Hello again! This is the second review from Itchy Water.
This review is intended to be a positive critique of your work.
You may respectfully accept or reject any or all of the advice provided.
As I was looking through your portfolio, this title, "Feelings", caught my attention. I've read the poem several times over to get a good understanding of the mood, tone and overall meaning. I've come to the opinion (only my opinion) that the title "Feelings" doesn't fit the poem. Though the poem touches upon certain feelings, it really doesn't address the wide spectrum of feelings I was expecting. It only touches upon one feeling, hurt feelings caused by friendship. The poem is mostly about betrayal in friendships. I would consider changing or modifying the title, maybe "Hurt Feelings".
The first stanza is somewhat confusing to me and it contradicts the second stanza. The 3rd line in the first stanza says "My feelings won't change due to what is said." Then in the second stanza you start off saying "I hurt just like others do," You are painting two different pictures. The first picture is of a stone cold person who can withstand the backstabbing of a friend and their feelings don't change. The second picture is of a person who hurts at betrayal and would rather dismiss the friendship and be alone.
I suggest adding the word "I" to "would rather be alone." I'm not sure if this is a typo or not, but I believe it should read "but if dishonesty and betrayal come, I would rather be alone."
I suggest adding the word "ever" to the phrase "and if I'm wrong" so it would be "and if I'm ever wrong,". The way it is written now makes it sound like you might be wrong about having an open heart to genuine friends.
I think the rhyme in the poem adds another dimension to it. The rhymes are not perfect rhymes but they work. However, there are two words that do not rhyme at all and they are "anyone" and "gone".

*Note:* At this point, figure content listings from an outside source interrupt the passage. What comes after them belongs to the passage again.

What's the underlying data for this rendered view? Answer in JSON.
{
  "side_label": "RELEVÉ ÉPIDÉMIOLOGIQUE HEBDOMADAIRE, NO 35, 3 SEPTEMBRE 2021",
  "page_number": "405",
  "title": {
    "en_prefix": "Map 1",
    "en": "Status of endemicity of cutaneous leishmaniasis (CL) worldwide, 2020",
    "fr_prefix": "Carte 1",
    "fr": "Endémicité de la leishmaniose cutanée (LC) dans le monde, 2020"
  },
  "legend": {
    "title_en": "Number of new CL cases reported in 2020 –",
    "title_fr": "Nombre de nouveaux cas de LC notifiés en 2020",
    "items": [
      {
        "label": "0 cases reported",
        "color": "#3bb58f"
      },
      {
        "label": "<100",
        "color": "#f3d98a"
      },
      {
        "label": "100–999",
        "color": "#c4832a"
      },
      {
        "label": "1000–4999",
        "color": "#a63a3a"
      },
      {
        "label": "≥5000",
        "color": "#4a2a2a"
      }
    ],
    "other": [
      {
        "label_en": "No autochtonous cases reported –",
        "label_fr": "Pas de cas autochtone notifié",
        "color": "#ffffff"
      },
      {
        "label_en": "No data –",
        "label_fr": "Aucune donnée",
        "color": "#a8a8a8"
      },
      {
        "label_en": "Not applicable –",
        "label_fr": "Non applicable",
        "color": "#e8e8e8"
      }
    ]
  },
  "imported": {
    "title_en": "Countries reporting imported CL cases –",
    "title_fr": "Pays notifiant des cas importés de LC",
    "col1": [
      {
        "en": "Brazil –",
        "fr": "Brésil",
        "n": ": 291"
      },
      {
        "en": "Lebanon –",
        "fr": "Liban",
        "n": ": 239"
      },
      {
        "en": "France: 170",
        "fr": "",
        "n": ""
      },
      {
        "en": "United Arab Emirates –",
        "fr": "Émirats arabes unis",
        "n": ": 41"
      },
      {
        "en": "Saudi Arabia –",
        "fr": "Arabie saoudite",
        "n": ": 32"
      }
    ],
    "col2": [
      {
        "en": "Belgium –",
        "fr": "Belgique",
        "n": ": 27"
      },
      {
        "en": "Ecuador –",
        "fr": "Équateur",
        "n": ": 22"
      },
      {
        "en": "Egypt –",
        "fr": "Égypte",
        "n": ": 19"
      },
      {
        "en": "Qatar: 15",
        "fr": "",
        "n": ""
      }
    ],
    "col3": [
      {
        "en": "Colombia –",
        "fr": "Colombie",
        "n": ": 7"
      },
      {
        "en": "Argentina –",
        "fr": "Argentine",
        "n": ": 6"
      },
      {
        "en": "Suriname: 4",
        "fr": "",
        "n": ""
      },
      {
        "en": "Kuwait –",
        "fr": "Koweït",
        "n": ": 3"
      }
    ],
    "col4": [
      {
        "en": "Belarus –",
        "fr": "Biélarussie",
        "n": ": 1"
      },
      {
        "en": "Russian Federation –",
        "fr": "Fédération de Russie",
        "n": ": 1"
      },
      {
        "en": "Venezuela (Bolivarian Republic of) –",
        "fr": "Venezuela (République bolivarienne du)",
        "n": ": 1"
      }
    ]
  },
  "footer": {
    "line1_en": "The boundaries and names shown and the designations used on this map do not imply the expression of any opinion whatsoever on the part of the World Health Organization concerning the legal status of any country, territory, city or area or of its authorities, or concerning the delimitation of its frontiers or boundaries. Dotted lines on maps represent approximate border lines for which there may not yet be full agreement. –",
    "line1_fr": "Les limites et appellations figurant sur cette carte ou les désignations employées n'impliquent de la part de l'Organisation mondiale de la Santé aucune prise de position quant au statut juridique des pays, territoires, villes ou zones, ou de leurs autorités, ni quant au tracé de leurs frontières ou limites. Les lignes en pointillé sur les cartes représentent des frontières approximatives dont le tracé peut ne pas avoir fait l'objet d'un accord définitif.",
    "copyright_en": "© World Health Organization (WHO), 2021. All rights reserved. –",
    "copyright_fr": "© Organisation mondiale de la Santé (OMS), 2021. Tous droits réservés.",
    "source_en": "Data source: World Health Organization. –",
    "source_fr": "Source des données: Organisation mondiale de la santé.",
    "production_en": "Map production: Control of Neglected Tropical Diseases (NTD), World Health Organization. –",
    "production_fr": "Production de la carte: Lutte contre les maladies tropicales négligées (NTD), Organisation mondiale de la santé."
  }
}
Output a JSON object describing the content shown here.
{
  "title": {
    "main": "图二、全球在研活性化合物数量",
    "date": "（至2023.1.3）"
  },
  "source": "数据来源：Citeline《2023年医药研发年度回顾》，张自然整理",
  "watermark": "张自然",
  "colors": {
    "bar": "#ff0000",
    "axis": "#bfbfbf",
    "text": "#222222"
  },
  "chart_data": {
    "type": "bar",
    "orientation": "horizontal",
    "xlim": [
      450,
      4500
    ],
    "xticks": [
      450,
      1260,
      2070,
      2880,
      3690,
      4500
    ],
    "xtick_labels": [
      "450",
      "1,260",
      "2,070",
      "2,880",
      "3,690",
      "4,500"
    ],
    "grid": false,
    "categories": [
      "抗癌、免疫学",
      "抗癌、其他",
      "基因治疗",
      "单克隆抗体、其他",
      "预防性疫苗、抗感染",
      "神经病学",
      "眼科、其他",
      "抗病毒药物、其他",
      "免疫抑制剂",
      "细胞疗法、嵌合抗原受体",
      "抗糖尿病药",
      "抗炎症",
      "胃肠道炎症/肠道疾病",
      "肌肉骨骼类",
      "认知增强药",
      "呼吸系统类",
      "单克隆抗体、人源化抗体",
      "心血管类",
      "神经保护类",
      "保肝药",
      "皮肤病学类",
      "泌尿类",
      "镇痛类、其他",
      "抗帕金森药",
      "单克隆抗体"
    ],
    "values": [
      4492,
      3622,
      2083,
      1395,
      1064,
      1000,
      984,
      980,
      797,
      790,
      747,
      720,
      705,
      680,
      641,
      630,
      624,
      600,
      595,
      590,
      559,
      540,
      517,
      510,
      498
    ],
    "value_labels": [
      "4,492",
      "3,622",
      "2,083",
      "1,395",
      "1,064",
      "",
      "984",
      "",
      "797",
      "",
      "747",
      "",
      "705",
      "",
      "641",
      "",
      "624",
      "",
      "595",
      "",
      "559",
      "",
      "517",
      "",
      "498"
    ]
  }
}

I think the verse "You may wonder why I'm writing this piece" significantly takes away from your poem. I would strongly consider rewriting something else for this verse. There are so many words that rhyme with disease that are applicable to friendship and trust, words like: please, displease, appease, worries, trusties, stories, softies, tease, rubies, sissies, pansies, follies, dummies, duties, floozies, cooties, agrees, boundaries....and so many more.
Overall, I really enjoyed reading this poem, but my opinion is, it needs a little editing. "lack of trust is a disease" is quite a statement to end the poem on. I don't think the poem proved that statement. I think the flow is good but the the tone is off by the contradicting statements. Perhaps I am just reading it in the wrong frame of mind. But I come to you simply as a reader, someone with opinions and so I have spilled out all my thoughts and hope that some of my comments have been helpful.
I truly enjoyed reading your poem. I hope my comments and suggestions are helpful. Each suggestion is provided in the spirit of encouragement. May you decide what is best for your work.